22 August 2007

Being alone and being lonely

Why does the mind wander?
Why does your heart feel a longing for that it has never felt ?
Why is there this "quest" for something, anything ?
Why can't the mind, heart and a relative state of well being stay constant and retain happiness to never feel the "blues" ?
Why is being alone, lonely ?

I think for some people, there is this little voice somewhere inside that is saying, yes you are happy now, but there's more. There's more, you don't know it yet, but its there. You can't stop believing in it, because you know it exists, no matter how much it eludes you, no matter how much pain the pursuit of it causes, you know it exists and deep inside, you know you want it and you want let go of it. No matter how conscious an effort you make to not let it affect you, it resurfaces and when it does, you are lonely even when you are not alone.

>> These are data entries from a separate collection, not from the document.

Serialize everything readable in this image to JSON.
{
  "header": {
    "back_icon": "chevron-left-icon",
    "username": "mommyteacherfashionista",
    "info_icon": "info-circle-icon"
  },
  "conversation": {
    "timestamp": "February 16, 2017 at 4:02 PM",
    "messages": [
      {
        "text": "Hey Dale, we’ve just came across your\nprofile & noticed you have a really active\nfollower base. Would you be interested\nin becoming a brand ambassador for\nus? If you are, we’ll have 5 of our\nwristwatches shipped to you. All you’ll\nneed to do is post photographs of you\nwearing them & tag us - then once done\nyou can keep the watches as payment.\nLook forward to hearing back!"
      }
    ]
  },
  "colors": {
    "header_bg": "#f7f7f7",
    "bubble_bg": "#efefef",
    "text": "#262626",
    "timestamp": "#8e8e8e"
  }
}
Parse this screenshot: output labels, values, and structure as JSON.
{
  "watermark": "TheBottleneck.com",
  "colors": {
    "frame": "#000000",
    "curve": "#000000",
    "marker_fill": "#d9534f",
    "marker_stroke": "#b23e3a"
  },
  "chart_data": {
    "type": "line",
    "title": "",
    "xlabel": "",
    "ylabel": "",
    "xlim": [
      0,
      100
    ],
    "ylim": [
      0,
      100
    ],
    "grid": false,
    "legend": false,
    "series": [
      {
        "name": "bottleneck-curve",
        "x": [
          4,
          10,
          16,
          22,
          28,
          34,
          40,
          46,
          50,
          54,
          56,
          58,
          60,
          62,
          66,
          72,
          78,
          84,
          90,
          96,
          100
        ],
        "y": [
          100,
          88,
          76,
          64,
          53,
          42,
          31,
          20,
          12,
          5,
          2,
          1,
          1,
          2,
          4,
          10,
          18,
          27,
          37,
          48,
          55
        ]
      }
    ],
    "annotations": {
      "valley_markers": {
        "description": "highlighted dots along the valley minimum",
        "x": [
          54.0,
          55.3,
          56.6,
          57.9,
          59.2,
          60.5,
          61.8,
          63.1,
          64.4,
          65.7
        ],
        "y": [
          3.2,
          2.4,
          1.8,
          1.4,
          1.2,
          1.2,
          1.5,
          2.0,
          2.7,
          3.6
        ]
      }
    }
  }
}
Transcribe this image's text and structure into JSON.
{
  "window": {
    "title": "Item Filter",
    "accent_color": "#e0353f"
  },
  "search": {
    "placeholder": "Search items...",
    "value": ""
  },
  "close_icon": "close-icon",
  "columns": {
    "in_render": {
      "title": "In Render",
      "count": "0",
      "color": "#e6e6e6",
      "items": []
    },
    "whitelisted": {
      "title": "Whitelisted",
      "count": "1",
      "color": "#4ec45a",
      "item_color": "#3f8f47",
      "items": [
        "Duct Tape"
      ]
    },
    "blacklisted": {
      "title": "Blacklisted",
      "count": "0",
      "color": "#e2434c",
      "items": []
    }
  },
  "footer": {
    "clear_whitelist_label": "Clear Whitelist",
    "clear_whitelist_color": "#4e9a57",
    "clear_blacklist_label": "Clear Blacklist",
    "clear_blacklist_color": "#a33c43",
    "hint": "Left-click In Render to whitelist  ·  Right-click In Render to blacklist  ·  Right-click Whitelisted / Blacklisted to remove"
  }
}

Do I want to be rid of it? Can I get rid of it? If I did, will it make me happier ? If I did, will I never feel the emptiness ever again? I guess the answer is, you can't feel much empty when it already is the bottom of the barrel with nothing in it. Perhaps this is why they say hope keeps you afloat? For those that are courageous enough to let the water flow, I hope somewhere, sometime, you will let it in again.

As for me, I'm staying afloat for as long as it takes. No matter what.